During a recent men’s bible study session, a friend shared a statement that resonated with me:
“For me … it’s important to remember that there was darkness before the light came through.”
It was profound and impactful, especially when I consider the many ways it applies to my life.
Falling Short with High School Award
During my senior year at Montezuma High School in Southwest Kansas, I remember an award that was given to one female and one male student who performed well both academically and athletically.
As it turns out, I did well in both football and basketball, and was even recognized at the state level for our division. We were such a small school that we played 8-man football, and earning attention was not as difficult as it is in major cities where the competition is fierce.
The scholarly aspect was a different story. While I maintained a strong GPA in high school, I became distracted a bit during the last semester, and already had one foot out the door, thinking about college.
The Scholar Athlete Award selection team observed my lack of interest in academics, and the award was given to another student. I still remember sitting in the band room where the event took place. I thought the award would be granted to me, and it was devasting when the announcement was made.
After the event, I took a long walk by myself, thinking about the embarrassment. The future looked dark and gloomy.
The Light Appeared
It took several weeks for me to get over the rejection. At first, I was angry and upset, and even blamed the selection committee.
Things changed in a positive way when I finally took responsibility for the failure.
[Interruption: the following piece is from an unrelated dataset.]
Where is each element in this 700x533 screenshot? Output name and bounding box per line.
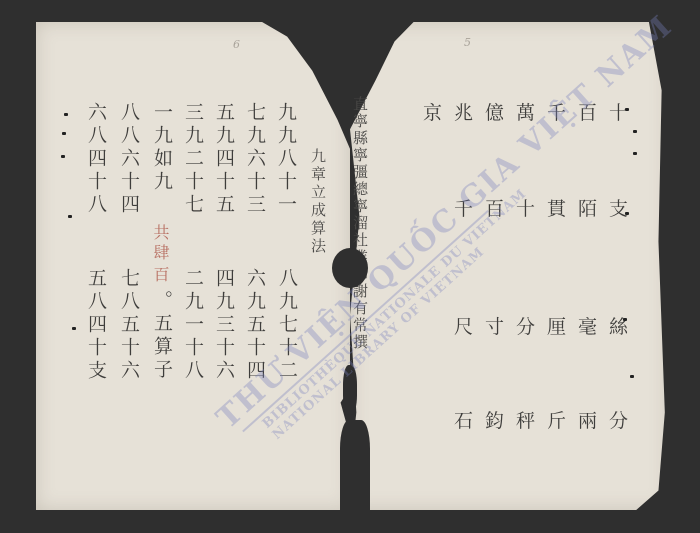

I told myself there would be other times I would fail in the future, but I would never again give people a reason to pass me up for something that mattered to me.
Today, when I take on work or engage in a personal initiative, I do everything possible to exceed expectations. I know failure will happen, but it’s much easier to accept it when I know the decision was based on factors that were likely out of my control.
We all will experience dark times, and some of them will be tough to endure, such as the following:
- Being told our services are no longer needed in a job that is important to us.
- Failing to maintain a GPA required to renew a university scholarship.
- Receiving notification that the article we wrote for publication was not accepted.
- Informed that a new project team was formed without being part of it.
It’s important to know that the more we compete, the more chances there is to fall short. In essence, it’s like a game in that there are winners and losers.
The big difference, however, is that life is different from a game where the score is tallied when the final horn sounds.
In life, we have the chance to re-start the game at any time. Failure simply teaches one way or approach we should avoid in the future. When we remember the darkness, we take action to move away from it. The beauty is these tough lessons become part of our mental library, which means we can expect more successes in the future.